Audra was burned by a horrible previous marriage. Her life revolved around rebuilding herself and her livelihood as an antique dealer but she was not willing to take a chance on a man, especially not one who seemed to have a parade of women much younger then she was in his life. Not to mention the landlord aspect involved mixing business with pleasure another lesson Audra stumbled upon painfully in her last relationship. One night she needed Scott’s help and gave into her attraction to him only to have something go catastrophically wrong with her business. As a result, she fled from what they started.
Scott, an ex-hockey player turned bar owner and landlord, had a thing for his lessee, Audra. She was an older woman who barely made her ends meet and resisted his attempts to get to know her. When he found her in a difficult situation and needing his help, he took the opportunity to convince her to join him for dinner. Things were going well then the structural roof repairs he put off at Audra’s request and advice of the building inspector demonstrated they were no longer capable of holding. This put them both in a bad situation due to the loss of the building and her stock.

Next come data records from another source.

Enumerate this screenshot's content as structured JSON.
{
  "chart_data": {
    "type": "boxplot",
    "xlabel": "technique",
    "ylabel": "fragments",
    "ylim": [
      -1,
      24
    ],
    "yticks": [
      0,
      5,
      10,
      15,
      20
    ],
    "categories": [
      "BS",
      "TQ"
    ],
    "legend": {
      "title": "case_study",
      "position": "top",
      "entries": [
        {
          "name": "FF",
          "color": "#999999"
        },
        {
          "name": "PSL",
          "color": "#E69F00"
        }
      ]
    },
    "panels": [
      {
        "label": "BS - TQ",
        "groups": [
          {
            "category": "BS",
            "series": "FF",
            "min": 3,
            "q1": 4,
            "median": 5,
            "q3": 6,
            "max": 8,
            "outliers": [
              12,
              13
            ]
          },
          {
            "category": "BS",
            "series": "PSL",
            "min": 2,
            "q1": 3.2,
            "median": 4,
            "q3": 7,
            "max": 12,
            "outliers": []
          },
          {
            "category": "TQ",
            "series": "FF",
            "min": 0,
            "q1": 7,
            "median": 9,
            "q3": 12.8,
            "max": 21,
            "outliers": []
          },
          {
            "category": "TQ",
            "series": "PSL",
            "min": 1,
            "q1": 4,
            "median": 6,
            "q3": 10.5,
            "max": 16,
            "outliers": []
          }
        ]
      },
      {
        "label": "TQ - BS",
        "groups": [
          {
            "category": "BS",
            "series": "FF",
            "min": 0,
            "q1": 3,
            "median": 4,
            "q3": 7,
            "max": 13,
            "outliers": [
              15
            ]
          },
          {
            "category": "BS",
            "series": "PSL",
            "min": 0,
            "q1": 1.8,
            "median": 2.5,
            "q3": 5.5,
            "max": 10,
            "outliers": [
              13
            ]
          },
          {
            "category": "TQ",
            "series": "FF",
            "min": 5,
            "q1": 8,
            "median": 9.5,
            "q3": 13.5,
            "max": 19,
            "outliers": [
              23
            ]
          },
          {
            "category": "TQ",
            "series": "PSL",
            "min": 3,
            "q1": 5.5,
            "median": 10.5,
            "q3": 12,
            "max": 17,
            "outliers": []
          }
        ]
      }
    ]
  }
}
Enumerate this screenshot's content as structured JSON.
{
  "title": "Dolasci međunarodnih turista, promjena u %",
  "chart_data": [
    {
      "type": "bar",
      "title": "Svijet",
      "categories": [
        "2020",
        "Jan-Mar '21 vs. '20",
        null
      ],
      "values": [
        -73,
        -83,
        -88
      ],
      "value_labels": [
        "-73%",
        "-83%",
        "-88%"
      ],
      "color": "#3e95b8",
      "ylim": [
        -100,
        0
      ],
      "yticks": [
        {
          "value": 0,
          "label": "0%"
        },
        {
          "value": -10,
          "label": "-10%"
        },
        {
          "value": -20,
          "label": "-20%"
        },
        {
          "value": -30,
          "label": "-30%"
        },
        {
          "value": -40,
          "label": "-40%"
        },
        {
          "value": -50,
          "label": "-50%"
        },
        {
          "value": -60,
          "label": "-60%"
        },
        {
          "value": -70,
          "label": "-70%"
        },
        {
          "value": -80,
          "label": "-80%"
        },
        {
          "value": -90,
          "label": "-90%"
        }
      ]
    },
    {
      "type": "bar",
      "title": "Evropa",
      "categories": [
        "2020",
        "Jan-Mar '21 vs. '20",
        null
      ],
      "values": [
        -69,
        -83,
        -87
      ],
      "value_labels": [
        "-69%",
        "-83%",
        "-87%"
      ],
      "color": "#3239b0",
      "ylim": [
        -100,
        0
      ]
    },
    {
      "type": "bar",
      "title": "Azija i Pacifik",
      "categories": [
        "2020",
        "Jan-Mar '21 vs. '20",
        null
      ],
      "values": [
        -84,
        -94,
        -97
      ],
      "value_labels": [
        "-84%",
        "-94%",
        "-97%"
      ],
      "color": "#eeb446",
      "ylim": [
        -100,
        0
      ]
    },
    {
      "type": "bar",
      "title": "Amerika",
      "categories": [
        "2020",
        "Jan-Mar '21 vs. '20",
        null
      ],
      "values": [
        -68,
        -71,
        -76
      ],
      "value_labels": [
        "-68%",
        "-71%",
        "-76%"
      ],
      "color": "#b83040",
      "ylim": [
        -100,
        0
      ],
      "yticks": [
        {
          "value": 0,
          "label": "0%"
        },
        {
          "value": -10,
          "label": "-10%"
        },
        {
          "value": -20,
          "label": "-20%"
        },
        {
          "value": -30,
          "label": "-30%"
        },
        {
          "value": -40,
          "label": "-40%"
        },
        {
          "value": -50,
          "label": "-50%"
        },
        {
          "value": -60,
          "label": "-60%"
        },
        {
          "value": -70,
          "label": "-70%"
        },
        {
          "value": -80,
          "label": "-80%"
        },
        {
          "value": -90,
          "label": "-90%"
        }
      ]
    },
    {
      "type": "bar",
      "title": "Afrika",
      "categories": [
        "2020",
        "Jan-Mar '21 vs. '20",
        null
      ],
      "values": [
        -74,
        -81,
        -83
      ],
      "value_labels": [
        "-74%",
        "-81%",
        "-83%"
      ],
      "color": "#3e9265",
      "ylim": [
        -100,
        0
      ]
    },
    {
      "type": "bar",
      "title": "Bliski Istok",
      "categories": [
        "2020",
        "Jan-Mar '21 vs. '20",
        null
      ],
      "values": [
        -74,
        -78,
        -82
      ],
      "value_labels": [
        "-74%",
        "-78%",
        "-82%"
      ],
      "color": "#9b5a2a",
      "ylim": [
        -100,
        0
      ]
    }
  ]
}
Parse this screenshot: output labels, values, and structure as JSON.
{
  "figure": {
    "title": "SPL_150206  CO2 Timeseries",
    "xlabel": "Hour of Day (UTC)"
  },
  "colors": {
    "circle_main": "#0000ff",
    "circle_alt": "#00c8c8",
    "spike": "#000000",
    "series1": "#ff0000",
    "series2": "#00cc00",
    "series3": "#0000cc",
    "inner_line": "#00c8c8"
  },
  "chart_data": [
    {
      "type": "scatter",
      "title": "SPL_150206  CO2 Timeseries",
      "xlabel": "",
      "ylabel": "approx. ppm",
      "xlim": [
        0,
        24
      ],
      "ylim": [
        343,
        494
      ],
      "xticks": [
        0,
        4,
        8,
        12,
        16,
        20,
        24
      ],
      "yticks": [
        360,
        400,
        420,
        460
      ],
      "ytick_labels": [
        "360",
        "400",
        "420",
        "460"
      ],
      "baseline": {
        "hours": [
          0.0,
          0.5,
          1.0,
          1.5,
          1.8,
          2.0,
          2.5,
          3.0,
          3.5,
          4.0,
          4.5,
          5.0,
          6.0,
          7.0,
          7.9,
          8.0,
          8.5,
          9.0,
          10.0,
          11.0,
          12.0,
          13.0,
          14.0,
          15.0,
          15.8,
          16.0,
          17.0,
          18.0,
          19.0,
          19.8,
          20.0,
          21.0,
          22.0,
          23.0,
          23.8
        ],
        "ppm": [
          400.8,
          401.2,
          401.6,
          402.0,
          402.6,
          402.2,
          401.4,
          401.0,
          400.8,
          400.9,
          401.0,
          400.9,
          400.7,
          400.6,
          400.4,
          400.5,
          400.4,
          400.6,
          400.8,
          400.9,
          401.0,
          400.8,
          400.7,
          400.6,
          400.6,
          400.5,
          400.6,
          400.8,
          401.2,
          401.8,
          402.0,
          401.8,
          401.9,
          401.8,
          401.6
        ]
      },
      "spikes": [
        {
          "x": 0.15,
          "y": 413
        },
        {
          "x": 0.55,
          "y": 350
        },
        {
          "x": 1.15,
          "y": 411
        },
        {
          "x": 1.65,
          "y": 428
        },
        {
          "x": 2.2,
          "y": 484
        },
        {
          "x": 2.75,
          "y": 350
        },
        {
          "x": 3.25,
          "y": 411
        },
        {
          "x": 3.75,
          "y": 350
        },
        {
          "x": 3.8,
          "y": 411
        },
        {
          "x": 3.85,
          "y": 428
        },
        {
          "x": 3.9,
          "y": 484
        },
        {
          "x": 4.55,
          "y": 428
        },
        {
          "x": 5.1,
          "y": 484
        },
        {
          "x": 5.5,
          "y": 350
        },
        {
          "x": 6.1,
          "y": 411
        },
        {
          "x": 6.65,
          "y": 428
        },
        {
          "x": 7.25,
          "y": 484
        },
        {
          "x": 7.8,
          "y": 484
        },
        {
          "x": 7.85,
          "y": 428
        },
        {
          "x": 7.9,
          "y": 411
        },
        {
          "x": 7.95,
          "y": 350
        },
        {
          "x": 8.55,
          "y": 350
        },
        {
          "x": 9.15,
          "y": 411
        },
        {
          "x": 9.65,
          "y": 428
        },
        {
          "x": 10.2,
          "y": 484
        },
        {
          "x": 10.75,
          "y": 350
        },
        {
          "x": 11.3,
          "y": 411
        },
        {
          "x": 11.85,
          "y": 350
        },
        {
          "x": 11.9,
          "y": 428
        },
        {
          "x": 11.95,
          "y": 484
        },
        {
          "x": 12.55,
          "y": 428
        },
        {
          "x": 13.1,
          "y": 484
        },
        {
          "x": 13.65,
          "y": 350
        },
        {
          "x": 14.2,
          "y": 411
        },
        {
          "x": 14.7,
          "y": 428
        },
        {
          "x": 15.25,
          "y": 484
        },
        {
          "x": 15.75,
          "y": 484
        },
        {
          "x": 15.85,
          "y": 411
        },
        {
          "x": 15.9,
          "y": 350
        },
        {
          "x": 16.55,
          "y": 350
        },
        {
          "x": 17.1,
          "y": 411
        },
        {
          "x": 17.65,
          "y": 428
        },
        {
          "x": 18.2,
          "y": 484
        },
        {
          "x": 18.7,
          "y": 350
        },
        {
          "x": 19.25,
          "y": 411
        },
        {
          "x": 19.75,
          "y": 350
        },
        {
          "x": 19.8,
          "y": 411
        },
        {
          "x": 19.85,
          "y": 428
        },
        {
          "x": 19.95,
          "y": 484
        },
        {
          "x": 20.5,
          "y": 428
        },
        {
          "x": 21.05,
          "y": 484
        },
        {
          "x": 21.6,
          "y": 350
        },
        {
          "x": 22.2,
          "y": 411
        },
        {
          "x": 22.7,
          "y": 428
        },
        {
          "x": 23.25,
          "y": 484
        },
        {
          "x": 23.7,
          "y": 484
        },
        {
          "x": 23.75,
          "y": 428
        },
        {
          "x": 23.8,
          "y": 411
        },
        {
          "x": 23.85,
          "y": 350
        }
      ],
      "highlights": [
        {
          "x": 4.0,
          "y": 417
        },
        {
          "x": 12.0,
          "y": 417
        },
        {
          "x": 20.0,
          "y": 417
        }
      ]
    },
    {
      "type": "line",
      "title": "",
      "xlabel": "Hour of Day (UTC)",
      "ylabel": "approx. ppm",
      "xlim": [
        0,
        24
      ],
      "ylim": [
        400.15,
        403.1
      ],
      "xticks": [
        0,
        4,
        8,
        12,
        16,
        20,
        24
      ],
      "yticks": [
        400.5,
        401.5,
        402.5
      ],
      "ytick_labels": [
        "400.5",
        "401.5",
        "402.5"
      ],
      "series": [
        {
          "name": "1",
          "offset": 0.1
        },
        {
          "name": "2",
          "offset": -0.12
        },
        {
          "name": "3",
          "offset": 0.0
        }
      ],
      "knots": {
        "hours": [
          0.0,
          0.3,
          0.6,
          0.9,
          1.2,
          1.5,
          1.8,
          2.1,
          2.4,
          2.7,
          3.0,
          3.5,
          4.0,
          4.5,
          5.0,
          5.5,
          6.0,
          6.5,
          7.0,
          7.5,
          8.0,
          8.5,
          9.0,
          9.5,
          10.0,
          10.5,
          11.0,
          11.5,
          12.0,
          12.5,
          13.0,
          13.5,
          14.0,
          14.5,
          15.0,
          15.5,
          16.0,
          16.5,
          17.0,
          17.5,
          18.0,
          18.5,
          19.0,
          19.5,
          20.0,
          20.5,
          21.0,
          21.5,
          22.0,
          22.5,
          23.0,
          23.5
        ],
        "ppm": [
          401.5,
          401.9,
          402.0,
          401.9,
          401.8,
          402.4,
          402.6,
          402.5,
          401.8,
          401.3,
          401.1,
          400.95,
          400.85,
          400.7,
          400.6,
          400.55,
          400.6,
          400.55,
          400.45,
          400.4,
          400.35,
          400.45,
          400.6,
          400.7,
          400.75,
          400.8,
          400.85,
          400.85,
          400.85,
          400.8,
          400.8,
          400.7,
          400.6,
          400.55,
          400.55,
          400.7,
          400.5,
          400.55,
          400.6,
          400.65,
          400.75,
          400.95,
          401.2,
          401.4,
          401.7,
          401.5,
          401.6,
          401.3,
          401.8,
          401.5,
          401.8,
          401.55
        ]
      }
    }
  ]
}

From this point, I felt as if One Hot Night suffered from superficiality. The detail from the setup and beginning was lost. In my mind, the additional pressure of losing her business would have added to the strain between them and it did temporarily but that strain vanished. Audra apparently changed her mind about Scott, her business, and her outlook on life but I did not see what triggered the transition I was told that it happened as she told Scott. I did not feel any sort of real character growth from Scott at all. As I said in the beginning, given the extent of the obstacles between Audra and Scott I wanted to see the transformation. As a result I could not believe in their romance or that her fears from the very beginning were assuaged especially with the loss of her business and inventory.
One Hot Night started off nicely but was unable to maintain the detail and emotional connection throughout the book. I went from deeply engrossed and curious to feeling letdown by the switch to tell instead of show. Hunter included too many serious issues as obstacles to the romance to be satisfied in a novella format and as a result the book suffered. Sadly I was not able to believe in the romance between Scott and Audra.